Background: The BETA-2 score is a validated composite measure of beta cell function in islet transplantation. It is calculated from a fasting sample and lends itself to regular monitoring of islet graft function. To determine whether changes in the BETA-2 score are significant, it is important to understand inherent variability of the score. The aim of this study was to characterize the biological variability (coefficient of variation (CV)) of the BETA-2 score and to define the critical difference (CD) for the score which is the percentage change in score that reflects a significant change in islet function. Methods: Islet transplant recipients with stable graft function were included in this retrospective study. BETA-2 score was calculated weekly over 8 consecutive weeks and the CV was calculated based on the root mean square method. The CD at the 95% confidence limit was calculated as follows: CD = 2.8 x CV. Results: 21 transplant recipients were included of whom 6 were insulin dependent and 15 were insulin independent.
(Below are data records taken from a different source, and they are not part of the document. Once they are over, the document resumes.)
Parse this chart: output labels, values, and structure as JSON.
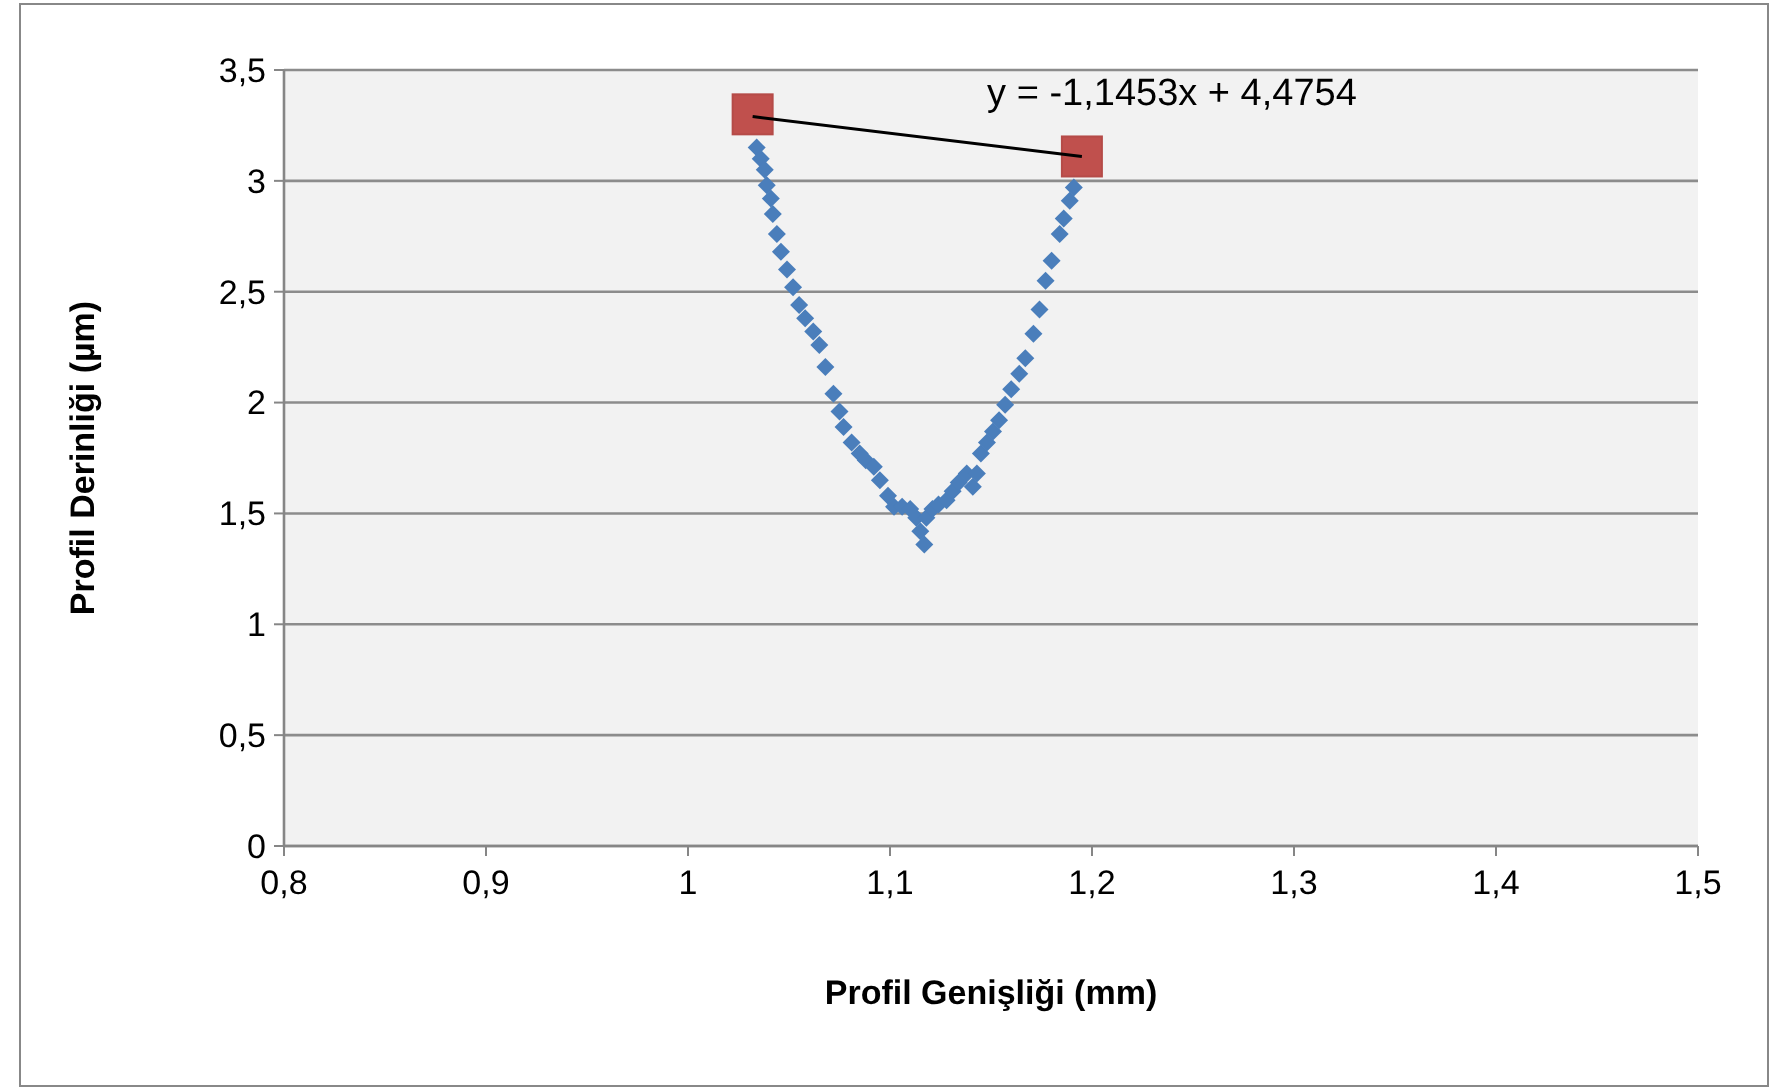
{
  "chart_data": {
    "type": "scatter",
    "xlabel": "Profil Genişliği (mm)",
    "ylabel": "Profil Derinliği (µm)",
    "xlim": [
      0.8,
      1.5
    ],
    "xticks": [
      {
        "value": 0.8,
        "label": "0,8"
      },
      {
        "value": 0.9,
        "label": "0,9"
      },
      {
        "value": 1,
        "label": "1"
      },
      {
        "value": 1.1,
        "label": "1,1"
      },
      {
        "value": 1.2,
        "label": "1,2"
      },
      {
        "value": 1.3,
        "label": "1,3"
      },
      {
        "value": 1.4,
        "label": "1,4"
      },
      {
        "value": 1.5,
        "label": "1,5"
      }
    ],
    "ylim": [
      0,
      3.5
    ],
    "yticks": [
      0,
      {
        "value": 0.5,
        "label": "0,5"
      },
      1,
      {
        "value": 1.5,
        "label": "1,5"
      },
      2,
      {
        "value": 2.5,
        "label": "2,5"
      },
      3,
      {
        "value": 3.5,
        "label": "3,5"
      }
    ],
    "grid": "y",
    "series": [
      {
        "marker": "diamond",
        "color": "#4a7ebb",
        "x": [
          1.034,
          1.036,
          1.038,
          1.039,
          1.041,
          1.042,
          1.044,
          1.046,
          1.049,
          1.052,
          1.055,
          1.058,
          1.062,
          1.065,
          1.068,
          1.072,
          1.075,
          1.077,
          1.081,
          1.085,
          1.088,
          1.092,
          1.095,
          1.099,
          1.102,
          1.106,
          1.11,
          1.113,
          1.115,
          1.117,
          1.118,
          1.121,
          1.124,
          1.128,
          1.131,
          1.134,
          1.138,
          1.141,
          1.143,
          1.145,
          1.148,
          1.151,
          1.154,
          1.157,
          1.16,
          1.164,
          1.167,
          1.171,
          1.174,
          1.177,
          1.18,
          1.184,
          1.186,
          1.189,
          1.191
        ],
        "values": [
          3.15,
          3.1,
          3.05,
          2.98,
          2.92,
          2.85,
          2.76,
          2.68,
          2.6,
          2.52,
          2.44,
          2.38,
          2.32,
          2.26,
          2.16,
          2.04,
          1.96,
          1.89,
          1.82,
          1.77,
          1.74,
          1.71,
          1.65,
          1.58,
          1.53,
          1.53,
          1.52,
          1.48,
          1.42,
          1.36,
          1.48,
          1.52,
          1.54,
          1.56,
          1.6,
          1.64,
          1.68,
          1.62,
          1.68,
          1.77,
          1.82,
          1.87,
          1.92,
          1.99,
          2.06,
          2.13,
          2.2,
          2.31,
          2.42,
          2.55,
          2.64,
          2.76,
          2.83,
          2.91,
          2.97
        ]
      },
      {
        "type": "scatter",
        "marker": "square",
        "color": "#c0504d",
        "x": [
          1.032,
          1.195
        ],
        "values": [
          3.3,
          3.11
        ]
      },
      {
        "type": "line",
        "color": "#000000",
        "x": [
          1.032,
          1.195
        ],
        "values": [
          3.29,
          3.11
        ]
      }
    ],
    "annotations": [
      "y = -1,1453x + 4,4754"
    ]
  }
}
These patients also varied in terms of kidney function: 10 subjects with eGFR ≥ 60 (76 ± 14 ml/min/1.73 m2) and 11 subjects with eGFR < 60 (44 ± 10 ml/min/1.73 m2). The CV for all patients was 9.3%, 95% CI [8.7, 10.0]. The CV was similar between insulin independent and insulin dependent subjects (9.0%, 95% CI [8.1, 9.9] vs. 10.2, 95% CI [9.3, 11.1], p=0.5), as well as between subjects with eGFR > 60 vs. eGFR < 60 (8.9%, 95% [8.1,9.8] vs. 9.7%, 95% CI [8.7,10.7], p=0.6). The critical difference for the BETA-2 score was 26.2% for all subjects, 25.1% for insulin independent subjects, 28.5% for insulin dependent subjects, 24.9% for those with eGFR>60, and 27.9% for those with GFR <60. Conclusions: The biological variability of the BETA-2 score appears stable across various clinical scenarios and a minimum difference of 26% between scores appears to constitute a significant change in BETA-2 score. Further analysis including more subjects and a greater range of kidney function is warranted. Disclosure R. Millott: None. R.A. Oram: None. S. Forbes: None. A. Shapiro: Consultant; Self; Viacyte, Inc. P.A. Senior: None. A. Lam: None.